An jedem Adventssonntag ab 11.00 Uhr erwarten Sie leckere Köstlichkeiten und Gaumenfreuden, damit Sie die besinnliche Zeit bis zum Ende des Jahres richtig auskosten können. Schöner kann man nicht genießen!

EURO 24,50 pro Person, für Kinder bis 12 Jahre berechnen wir EURO 1,- pro Lebensjahr

Tischreservierung erbeten unter 02933 987-130

 

Nun wäre aber unser Blog nicht unser Blog, wenn wir nicht noch etwas Lehrreiches zum Thema Advent für unsere neugierigen Leser auf Lager hätten ;-) Wo hat er also seine Wurzeln, der Advent und wieso gibt es eigentlich einen Adventskranz?

Der Ursprung des Wortes Advent kommt aus dem Lateinischen: "advenire" bedeutet so viel wie Erwartung oder Ankunft. Übertragen handelt es sich beim Advent also um eine Vorbereitungszeit auf Christus Geburt.

Der Advent geht zurück auf das 6. Jahrhundert. In der römischen Kirche gab es zunächst eine wechselnde Zahl von 4 bis 6 Adventssonntagen, bis Papst Gregor (590 – 604) vier Adventssonntage als einheitlich festlegte.

Auf dem Konzil von Lerida im Jahr 524 wurde eine vier Wochen andauernde Fastenzeit festgelegt und angeordnet. Dabei sollte diese Zeit - ähnlich wie die Zeit vor Ostern - der Besinnung und dem Nachdenken dienen. Die traditionelle Kirchenfarbe für den Advent ist Violett, die für Trauer und Buße steht. Der ursprüngliche Fastengedanke der Adventszeit ist auch heute noch in Teilen vorhanden. So ist der traditionelle Weihnachtskarpfen ein Relikt davon, da gerade für Zeiten des Fastens Fischgerichte vorgesehen waren.

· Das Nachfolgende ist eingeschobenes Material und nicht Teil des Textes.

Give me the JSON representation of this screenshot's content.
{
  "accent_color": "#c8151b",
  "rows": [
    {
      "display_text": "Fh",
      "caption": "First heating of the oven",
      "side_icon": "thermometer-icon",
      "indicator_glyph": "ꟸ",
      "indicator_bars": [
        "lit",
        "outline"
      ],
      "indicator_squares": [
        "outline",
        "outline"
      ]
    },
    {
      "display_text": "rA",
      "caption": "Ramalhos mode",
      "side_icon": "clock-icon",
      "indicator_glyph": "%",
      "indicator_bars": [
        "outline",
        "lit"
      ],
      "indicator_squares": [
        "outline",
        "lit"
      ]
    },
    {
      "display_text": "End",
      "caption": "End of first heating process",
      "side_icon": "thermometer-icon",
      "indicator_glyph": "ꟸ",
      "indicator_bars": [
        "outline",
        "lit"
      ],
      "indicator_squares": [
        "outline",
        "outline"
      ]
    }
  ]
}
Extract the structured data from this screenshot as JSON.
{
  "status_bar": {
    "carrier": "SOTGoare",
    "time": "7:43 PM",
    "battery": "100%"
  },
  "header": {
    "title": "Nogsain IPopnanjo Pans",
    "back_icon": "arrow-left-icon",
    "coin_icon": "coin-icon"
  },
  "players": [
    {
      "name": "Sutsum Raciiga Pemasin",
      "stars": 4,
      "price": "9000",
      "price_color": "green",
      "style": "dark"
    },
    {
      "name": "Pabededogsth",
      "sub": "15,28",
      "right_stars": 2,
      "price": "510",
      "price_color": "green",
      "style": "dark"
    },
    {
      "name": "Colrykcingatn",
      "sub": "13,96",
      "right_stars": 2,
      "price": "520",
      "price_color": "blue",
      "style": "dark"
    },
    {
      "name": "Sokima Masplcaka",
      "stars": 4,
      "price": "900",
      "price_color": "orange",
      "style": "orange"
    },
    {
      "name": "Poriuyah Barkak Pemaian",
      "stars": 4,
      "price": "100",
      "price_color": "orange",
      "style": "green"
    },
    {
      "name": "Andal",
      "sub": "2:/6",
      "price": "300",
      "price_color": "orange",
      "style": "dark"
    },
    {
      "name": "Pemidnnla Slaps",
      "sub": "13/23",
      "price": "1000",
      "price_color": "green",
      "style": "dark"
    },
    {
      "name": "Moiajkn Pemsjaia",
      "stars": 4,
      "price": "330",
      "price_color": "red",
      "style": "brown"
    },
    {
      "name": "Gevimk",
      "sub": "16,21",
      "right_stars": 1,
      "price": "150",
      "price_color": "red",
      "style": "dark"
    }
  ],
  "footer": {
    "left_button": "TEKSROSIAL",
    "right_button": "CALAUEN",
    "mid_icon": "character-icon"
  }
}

Den heute in vielen Familien aufgestellten Adventskranz gibt es allerdings noch gar nicht so lange. Dieser  wurde von dem Hamburger Erzieher und Theologen Johann Hinrich Wichern (1808 –1881) erfunden: da die Kinder, die er betreute, ihn immer wieder fragten, wann denn endlich Weihnachten sei, baute er ihnen im Jahre 1839 einen großen Holzkranz.

An diesem Kranz waren 19 kleine rote Kerzen und 4 große weiße Kerzen. An den Wochentagen wurde jeweils eine weitere rote Kerze an diesem Kranz angezündet und an den Adventssonntagen eine große weiße Kerze.

Ungefähr seit dem Jahre 1910 gehört der Adventskranz zum deutschen Brauchtum. Auch in den Ostkirchen (Orthodoxe Kirchen) ist der Adventskranz heute teilweise übernommen worden, wurde aber auf sechs Kerzen erweitert, weil hier die Adventszeit sechs Adventssonntage umfasst.

Der Brauch, in der Adventszeit einen Kranz mit vier Kerzen aufzustellen, ist inzwischen aus Deutschland in viele andere Länder übernommen worden.